— Elle m'appelle sa petite Cam! s'écria l'enfant avec un redoublement d'affliction. C'est comme les grands saints qui bénissaient leurs bourreaux.
— Cam, écoutez, venez là, près de moi; donnez-moi la main…
— Je l'ai donnée à mordre au chien de garde, il n'a pas voulu, sanglota Cam.
— Donnez-la-moi pour que je l'embrasse.
— Non, non, c'est de la méchanceté d'être si bonne, de la mé-chan-ce-té…
— Ecoutez donc.

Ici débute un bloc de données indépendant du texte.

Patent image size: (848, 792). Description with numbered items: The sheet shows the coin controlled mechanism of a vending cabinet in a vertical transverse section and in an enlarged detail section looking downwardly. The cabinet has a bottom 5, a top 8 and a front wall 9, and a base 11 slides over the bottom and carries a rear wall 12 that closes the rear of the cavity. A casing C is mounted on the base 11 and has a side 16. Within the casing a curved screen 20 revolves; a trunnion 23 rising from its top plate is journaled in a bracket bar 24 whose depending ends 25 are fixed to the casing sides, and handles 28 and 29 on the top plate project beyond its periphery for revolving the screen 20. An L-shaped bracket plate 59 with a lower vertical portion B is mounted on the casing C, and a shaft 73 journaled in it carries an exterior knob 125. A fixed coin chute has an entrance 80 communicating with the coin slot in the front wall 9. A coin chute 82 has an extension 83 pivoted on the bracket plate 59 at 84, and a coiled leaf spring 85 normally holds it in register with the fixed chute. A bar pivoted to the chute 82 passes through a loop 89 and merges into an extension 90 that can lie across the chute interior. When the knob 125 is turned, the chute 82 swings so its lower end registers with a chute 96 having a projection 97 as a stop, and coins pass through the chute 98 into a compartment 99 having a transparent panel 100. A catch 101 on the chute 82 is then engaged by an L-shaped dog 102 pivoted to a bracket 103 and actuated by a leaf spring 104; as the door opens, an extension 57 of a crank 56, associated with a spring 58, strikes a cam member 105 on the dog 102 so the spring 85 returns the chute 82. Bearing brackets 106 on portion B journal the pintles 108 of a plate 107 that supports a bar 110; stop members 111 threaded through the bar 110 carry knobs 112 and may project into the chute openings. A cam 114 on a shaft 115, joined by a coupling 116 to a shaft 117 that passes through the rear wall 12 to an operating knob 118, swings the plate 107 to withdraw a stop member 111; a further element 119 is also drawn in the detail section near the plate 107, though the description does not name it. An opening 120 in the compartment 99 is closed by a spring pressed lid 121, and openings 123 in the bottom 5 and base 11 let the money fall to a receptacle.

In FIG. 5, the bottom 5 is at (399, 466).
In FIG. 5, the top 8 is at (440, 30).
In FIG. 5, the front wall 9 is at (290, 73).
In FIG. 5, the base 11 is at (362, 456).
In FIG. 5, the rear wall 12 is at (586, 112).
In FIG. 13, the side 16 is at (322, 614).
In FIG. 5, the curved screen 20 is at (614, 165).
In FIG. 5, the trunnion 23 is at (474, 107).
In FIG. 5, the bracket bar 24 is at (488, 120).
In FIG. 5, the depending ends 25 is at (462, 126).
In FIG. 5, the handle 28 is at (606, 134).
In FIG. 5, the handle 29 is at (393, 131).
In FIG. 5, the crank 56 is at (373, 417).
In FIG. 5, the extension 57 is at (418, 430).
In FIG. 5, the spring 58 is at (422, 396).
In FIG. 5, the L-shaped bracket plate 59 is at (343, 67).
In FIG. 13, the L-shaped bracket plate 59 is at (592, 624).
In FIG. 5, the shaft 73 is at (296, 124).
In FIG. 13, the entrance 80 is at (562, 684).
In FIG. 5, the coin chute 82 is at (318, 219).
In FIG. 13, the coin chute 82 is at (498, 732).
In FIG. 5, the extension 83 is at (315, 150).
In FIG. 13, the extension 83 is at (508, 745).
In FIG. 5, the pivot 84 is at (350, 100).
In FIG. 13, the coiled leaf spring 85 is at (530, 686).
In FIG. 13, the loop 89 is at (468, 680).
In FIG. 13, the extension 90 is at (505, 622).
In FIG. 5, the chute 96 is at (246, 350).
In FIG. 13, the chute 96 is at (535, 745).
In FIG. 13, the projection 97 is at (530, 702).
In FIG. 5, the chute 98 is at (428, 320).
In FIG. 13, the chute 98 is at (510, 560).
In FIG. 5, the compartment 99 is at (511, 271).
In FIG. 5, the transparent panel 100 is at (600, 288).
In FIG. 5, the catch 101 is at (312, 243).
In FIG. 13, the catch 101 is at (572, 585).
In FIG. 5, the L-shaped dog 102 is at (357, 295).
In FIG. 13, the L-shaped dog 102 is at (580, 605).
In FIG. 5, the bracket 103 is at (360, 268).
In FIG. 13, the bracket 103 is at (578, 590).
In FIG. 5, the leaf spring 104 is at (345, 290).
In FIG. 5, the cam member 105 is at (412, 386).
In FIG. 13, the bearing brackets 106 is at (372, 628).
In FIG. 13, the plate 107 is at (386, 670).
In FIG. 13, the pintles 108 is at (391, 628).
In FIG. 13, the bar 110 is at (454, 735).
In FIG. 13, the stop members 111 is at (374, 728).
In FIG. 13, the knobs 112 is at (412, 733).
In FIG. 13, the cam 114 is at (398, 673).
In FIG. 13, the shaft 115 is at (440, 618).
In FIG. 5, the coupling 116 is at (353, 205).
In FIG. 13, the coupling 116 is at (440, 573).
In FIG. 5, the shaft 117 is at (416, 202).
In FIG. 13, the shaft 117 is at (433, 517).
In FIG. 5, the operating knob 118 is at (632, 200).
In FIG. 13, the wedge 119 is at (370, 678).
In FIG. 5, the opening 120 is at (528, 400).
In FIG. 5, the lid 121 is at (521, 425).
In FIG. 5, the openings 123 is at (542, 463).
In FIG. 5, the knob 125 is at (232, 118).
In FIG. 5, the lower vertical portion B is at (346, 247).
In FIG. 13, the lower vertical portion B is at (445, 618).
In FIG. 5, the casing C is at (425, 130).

Vous ne savez pas une chose, c'est que j'avais grande envie de vous connaître, de venir chez vous et, sans vous, Cam, je n'y serais jamais parvenue. Il paraît que je n'avais pas d'autre chemin pour entrer à la Maison que celui de la niche, et c'est vous qui me l'avez ouvert, dit-elle en riant.
Ce petit rire affectueux, un peu las, brisa chez Camille les dernières digues: l'enfant fondit en larmes, ses pleurs ruisselèrent sur son petit visage bouleversé.
— Vous le dites par pitié, parce que vous voyez bien que je ne vaux pas vos reproches ni vos coups. Mais vous avez tant souffert… Oh! comme vous avez crié…
Camille prit ses cheveux à poignée et d'en fit, en un tour de main, deux gros tampons soyeux dont elle se boucha ingénuement les oreilles. Les larmes la dominèrent, elle voulut s'enfuir; mais Aube la retint, et surmontant sa faiblesse dans l'urgence de la situation, s'assit sans aide sur son lit et attira à elle l'enfant qui frissonnait de tous ses membres.